6. Entramos agora em zonas mais sensíveis e que nem sempre nos são dadas a observar [estive para escrever contemplar, mas soou-me a balofo] A primeira é a curvatura das costas. A invenção da tábua de engomar foi das maiores perversões para as mulheres, mas não por causa do acto de passar a ferro, como seriam levadas a supor, antes sim pelas comparações geométrico-estéticas que se lhe possam fazer com a zona lombar. Mulher que não apresente um curvo perfil traseiro, digno dum fórmula matemática com dois integrais de mínimo, merece ficar a fazer contas de cabeça até inverter o malvado estereótipo.

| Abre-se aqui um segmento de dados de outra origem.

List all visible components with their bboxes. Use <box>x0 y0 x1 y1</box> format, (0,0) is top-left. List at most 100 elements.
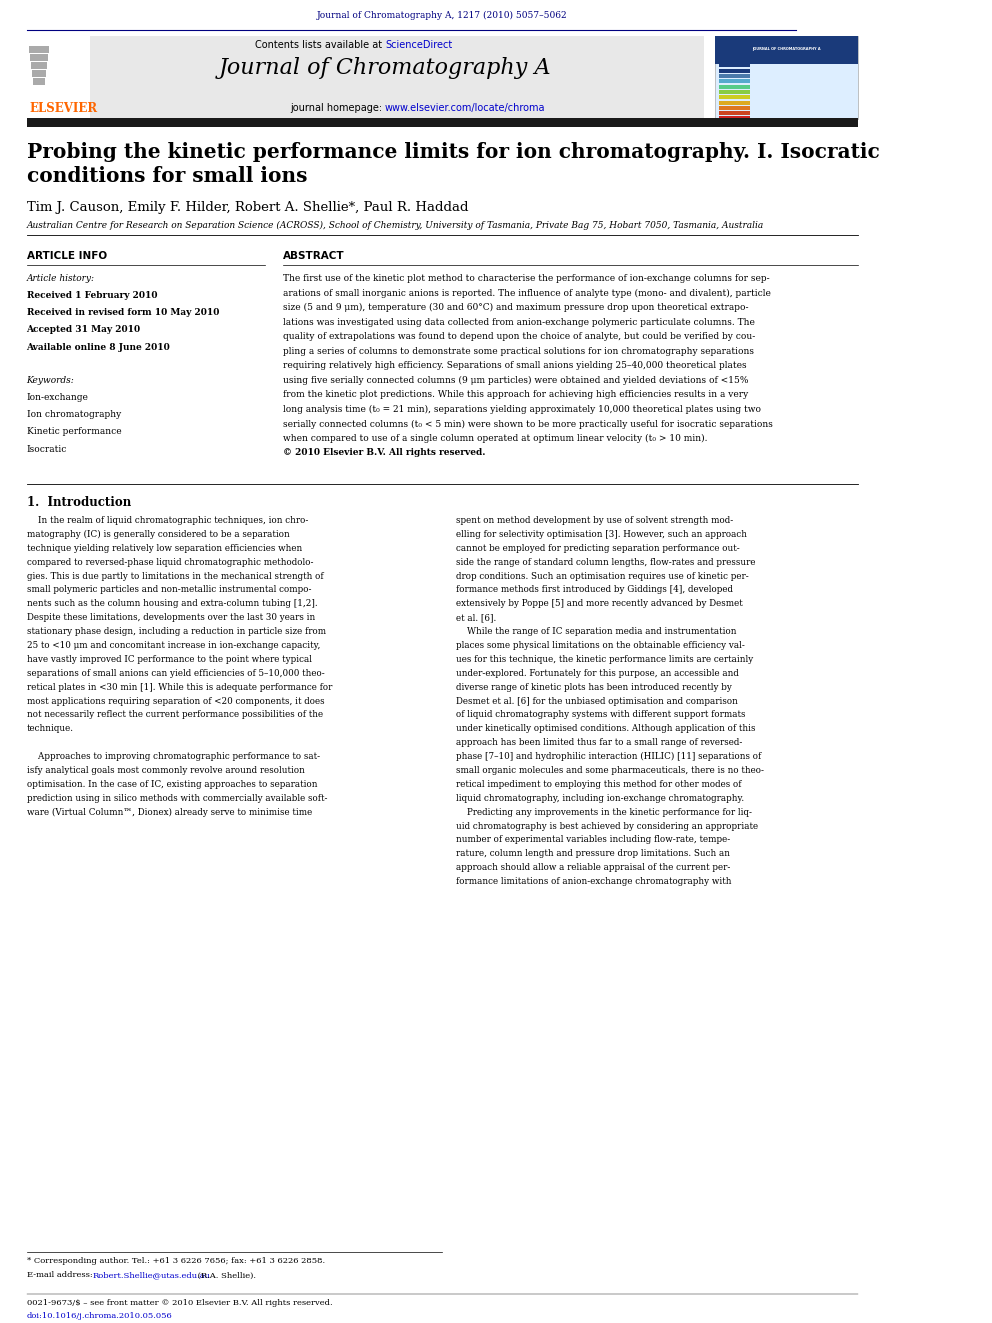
Text: places some physical limitations on the obtainable efficiency val-: places some physical limitations on the … <box>455 640 745 650</box>
Text: requiring relatively high efficiency. Separations of small anions yielding 25–40: requiring relatively high efficiency. Se… <box>283 361 747 370</box>
Text: Australian Centre for Research on Separation Science (ACROSS), School of Chemist: Australian Centre for Research on Separa… <box>27 221 764 230</box>
Text: ABSTRACT: ABSTRACT <box>283 251 345 262</box>
Text: small polymeric particles and non-metallic instrumental compo-: small polymeric particles and non-metall… <box>27 585 311 594</box>
Text: under kinetically optimised conditions. Although application of this: under kinetically optimised conditions. … <box>455 724 755 733</box>
Text: 25 to <10 μm and concomitant increase in ion-exchange capacity,: 25 to <10 μm and concomitant increase in… <box>27 640 320 650</box>
Text: approach has been limited thus far to a small range of reversed-: approach has been limited thus far to a … <box>455 738 742 747</box>
Text: Received 1 February 2010: Received 1 February 2010 <box>27 291 157 300</box>
Text: ELSEVIER: ELSEVIER <box>29 102 97 115</box>
Text: liquid chromatography, including ion-exchange chromatography.: liquid chromatography, including ion-exc… <box>455 794 744 803</box>
Text: Journal of Chromatography A: Journal of Chromatography A <box>218 57 552 79</box>
Text: uid chromatography is best achieved by considering an appropriate: uid chromatography is best achieved by c… <box>455 822 758 831</box>
FancyBboxPatch shape <box>33 78 45 85</box>
Text: from the kinetic plot predictions. While this approach for achieving high effici: from the kinetic plot predictions. While… <box>283 390 748 400</box>
Text: formance limitations of anion-exchange chromatography with: formance limitations of anion-exchange c… <box>455 877 731 886</box>
Text: (R.A. Shellie).: (R.A. Shellie). <box>194 1271 256 1279</box>
Text: size (5 and 9 μm), temperature (30 and 60°C) and maximum pressure drop upon theo: size (5 and 9 μm), temperature (30 and 6… <box>283 303 749 312</box>
Text: Received in revised form 10 May 2010: Received in revised form 10 May 2010 <box>27 308 219 318</box>
Text: serially connected columns (t₀ < 5 min) were shown to be more practically useful: serially connected columns (t₀ < 5 min) … <box>283 419 773 429</box>
Text: © 2010 Elsevier B.V. All rights reserved.: © 2010 Elsevier B.V. All rights reserved… <box>283 448 486 458</box>
Text: extensively by Poppe [5] and more recently advanced by Desmet: extensively by Poppe [5] and more recent… <box>455 599 743 609</box>
FancyBboxPatch shape <box>31 62 47 69</box>
Text: Kinetic performance: Kinetic performance <box>27 427 121 437</box>
Text: 0021-9673/$ – see front matter © 2010 Elsevier B.V. All rights reserved.: 0021-9673/$ – see front matter © 2010 El… <box>27 1299 332 1307</box>
Text: Keywords:: Keywords: <box>27 376 74 385</box>
Text: Robert.Shellie@utas.edu.au: Robert.Shellie@utas.edu.au <box>93 1271 211 1279</box>
Text: rature, column length and pressure drop limitations. Such an: rature, column length and pressure drop … <box>455 849 730 859</box>
Text: Accepted 31 May 2010: Accepted 31 May 2010 <box>27 325 141 335</box>
Text: pling a series of columns to demonstrate some practical solutions for ion chroma: pling a series of columns to demonstrate… <box>283 347 754 356</box>
Text: ScienceDirect: ScienceDirect <box>385 40 452 50</box>
Text: technique yielding relatively low separation efficiencies when: technique yielding relatively low separa… <box>27 544 302 553</box>
Text: elling for selectivity optimisation [3]. However, such an approach: elling for selectivity optimisation [3].… <box>455 529 747 538</box>
Text: formance methods first introduced by Giddings [4], developed: formance methods first introduced by Gid… <box>455 585 733 594</box>
Text: side the range of standard column lengths, flow-rates and pressure: side the range of standard column length… <box>455 557 755 566</box>
Text: nents such as the column housing and extra-column tubing [1,2].: nents such as the column housing and ext… <box>27 599 317 609</box>
Text: not necessarily reflect the current performance possibilities of the: not necessarily reflect the current perf… <box>27 710 322 720</box>
Text: Ion chromatography: Ion chromatography <box>27 410 121 419</box>
FancyBboxPatch shape <box>719 74 751 78</box>
Text: Despite these limitations, developments over the last 30 years in: Despite these limitations, developments … <box>27 613 314 622</box>
Text: retical plates in <30 min [1]. While this is adequate performance for: retical plates in <30 min [1]. While thi… <box>27 683 332 692</box>
Text: small organic molecules and some pharmaceuticals, there is no theo-: small organic molecules and some pharmac… <box>455 766 764 775</box>
FancyBboxPatch shape <box>719 69 751 73</box>
Text: Isocratic: Isocratic <box>27 445 66 454</box>
Text: ues for this technique, the kinetic performance limits are certainly: ues for this technique, the kinetic perf… <box>455 655 753 664</box>
Text: ware (Virtual Column™, Dionex) already serve to minimise time: ware (Virtual Column™, Dionex) already s… <box>27 807 311 816</box>
FancyBboxPatch shape <box>32 70 46 77</box>
Text: * Corresponding author. Tel.: +61 3 6226 7656; fax: +61 3 6226 2858.: * Corresponding author. Tel.: +61 3 6226… <box>27 1257 324 1265</box>
Text: Available online 8 June 2010: Available online 8 June 2010 <box>27 343 171 352</box>
Text: Probing the kinetic performance limits for ion chromatography. I. Isocratic
cond: Probing the kinetic performance limits f… <box>27 142 879 187</box>
Text: gies. This is due partly to limitations in the mechanical strength of: gies. This is due partly to limitations … <box>27 572 323 581</box>
Text: 1.  Introduction: 1. Introduction <box>27 496 131 509</box>
Text: technique.: technique. <box>27 724 73 733</box>
FancyBboxPatch shape <box>719 106 751 110</box>
FancyBboxPatch shape <box>719 95 751 99</box>
Text: drop conditions. Such an optimisation requires use of kinetic per-: drop conditions. Such an optimisation re… <box>455 572 749 581</box>
Text: ARTICLE INFO: ARTICLE INFO <box>27 251 107 262</box>
Text: JOURNAL OF CHROMATOGRAPHY A: JOURNAL OF CHROMATOGRAPHY A <box>753 46 821 52</box>
FancyBboxPatch shape <box>715 36 858 64</box>
Text: approach should allow a reliable appraisal of the current per-: approach should allow a reliable apprais… <box>455 863 730 872</box>
Text: Journal of Chromatography A, 1217 (2010) 5057–5062: Journal of Chromatography A, 1217 (2010)… <box>317 11 567 20</box>
Text: Approaches to improving chromatographic performance to sat-: Approaches to improving chromatographic … <box>27 751 319 761</box>
Text: doi:10.1016/j.chroma.2010.05.056: doi:10.1016/j.chroma.2010.05.056 <box>27 1312 173 1320</box>
Text: Desmet et al. [6] for the unbiased optimisation and comparison: Desmet et al. [6] for the unbiased optim… <box>455 696 738 705</box>
Text: Contents lists available at: Contents lists available at <box>255 40 385 50</box>
FancyBboxPatch shape <box>719 64 751 67</box>
Text: Article history:: Article history: <box>27 274 94 283</box>
Text: phase [7–10] and hydrophilic interaction (HILIC) [11] separations of: phase [7–10] and hydrophilic interaction… <box>455 751 761 761</box>
FancyBboxPatch shape <box>719 85 751 89</box>
Text: optimisation. In the case of IC, existing approaches to separation: optimisation. In the case of IC, existin… <box>27 779 317 789</box>
FancyBboxPatch shape <box>66 36 703 119</box>
Text: isfy analytical goals most commonly revolve around resolution: isfy analytical goals most commonly revo… <box>27 766 305 775</box>
Text: In the realm of liquid chromatographic techniques, ion chro-: In the realm of liquid chromatographic t… <box>27 516 308 525</box>
Text: diverse range of kinetic plots has been introduced recently by: diverse range of kinetic plots has been … <box>455 683 732 692</box>
Text: lations was investigated using data collected from anion-exchange polymeric part: lations was investigated using data coll… <box>283 318 755 327</box>
Text: spent on method development by use of solvent strength mod-: spent on method development by use of so… <box>455 516 733 525</box>
Text: arations of small inorganic anions is reported. The influence of analyte type (m: arations of small inorganic anions is re… <box>283 288 771 298</box>
FancyBboxPatch shape <box>27 36 90 122</box>
Text: E-mail address:: E-mail address: <box>27 1271 95 1279</box>
Text: of liquid chromatography systems with different support formats: of liquid chromatography systems with di… <box>455 710 745 720</box>
Text: have vastly improved IC performance to the point where typical: have vastly improved IC performance to t… <box>27 655 311 664</box>
Text: when compared to use of a single column operated at optimum linear velocity (t₀ : when compared to use of a single column … <box>283 434 707 443</box>
Text: www.elsevier.com/locate/chroma: www.elsevier.com/locate/chroma <box>385 103 546 114</box>
Text: While the range of IC separation media and instrumentation: While the range of IC separation media a… <box>455 627 736 636</box>
Text: long analysis time (t₀ = 21 min), separations yielding approximately 10,000 theo: long analysis time (t₀ = 21 min), separa… <box>283 405 761 414</box>
Text: Ion-exchange: Ion-exchange <box>27 393 88 402</box>
FancyBboxPatch shape <box>27 118 858 127</box>
FancyBboxPatch shape <box>29 46 49 53</box>
Text: using five serially connected columns (9 μm particles) were obtained and yielded: using five serially connected columns (9… <box>283 376 749 385</box>
Text: prediction using in silico methods with commercially available soft-: prediction using in silico methods with … <box>27 794 327 803</box>
Text: et al. [6].: et al. [6]. <box>455 613 496 622</box>
Text: retical impediment to employing this method for other modes of: retical impediment to employing this met… <box>455 779 741 789</box>
Text: compared to reversed-phase liquid chromatographic methodolo-: compared to reversed-phase liquid chroma… <box>27 557 313 566</box>
FancyBboxPatch shape <box>719 116 751 120</box>
Text: cannot be employed for predicting separation performance out-: cannot be employed for predicting separa… <box>455 544 739 553</box>
Text: The first use of the kinetic plot method to characterise the performance of ion-: The first use of the kinetic plot method… <box>283 274 770 283</box>
Text: journal homepage:: journal homepage: <box>290 103 385 114</box>
Text: separations of small anions can yield efficiencies of 5–10,000 theo-: separations of small anions can yield ef… <box>27 668 324 677</box>
FancyBboxPatch shape <box>719 101 751 105</box>
Text: under-explored. Fortunately for this purpose, an accessible and: under-explored. Fortunately for this pur… <box>455 668 739 677</box>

7. A forma como os membros engrossam (leia-se pernas e braços) é determinante para a fixação do conceito de beleza feminina. O trajecto desde o cotovelo até ao ombro, e o do joelho até à anca, são circuitos decisivos para a mulher. Coxa e braço que não se mostrem ligeiramente musculados, irregulares, tensos, ansiando uma descarga de arqueiro, e se portem que nem tubos de ensaio, fazem com que a mulher possa ser bonita mas é no reino das cornucópias e dos damascos. A mulher bonita tem de possuir braço de operária, de camponesa. Roliços, arredondadinhos, querem-se os rolos de carne.
8. Finalmente tenho de terminar falando dos lábios (a voz e o pescoço levar-me-iam para terrenos pantanosos e instigadores de represálias). É talvez a zona constituinte da beleza feminina que tem dado azo a mais equívocos, certamente movidos pela carnalidade do desejo masculino. Basicamente a mulher tem de ter lábio, lábios, boca, tecnicamente falando. Não pode ter ali apenas um fiozinho que mais pareça uma linguiça sem graça, mas também não pode ter ali quase uma vulva fora do lugar. Cada coisa no seu sítio. O lábio duma mulher tem de ser algo sobre o qual o homem possa dizer: eu quando for transportado até ao céu quero ir deitado ali em cima e, quando lá chegar, algum anjinho que me diga: salta daí de cima rápido ó meu cabrãozito.
Mas não posso no entanto terminar sem deixar uma palavra de ânimo para aquelas (pouquíssimas, estou certo) que leiam isto e não se revejam no estereótipo aqui delineado. Não, não direi que a beleza não essencial, ela é de facto essencial, deixaria antes uma sugestão prática: arregalem os olhinhos, casem-se, pensem depois que o vosso marido é um Deus grego, apregoem-no mesmo, imaginem que as ninfas vos protegem, constatem que até a Calipso ficou a arder, e que haverá sempre algures um Dionísio que vos cante, mesmo que não haja Cupido que vos obedeça, Aquiles que vos embale, ou Hermes que vos aguente, ou excalibur afiada que vos ajude a desapertar o corpetezinho.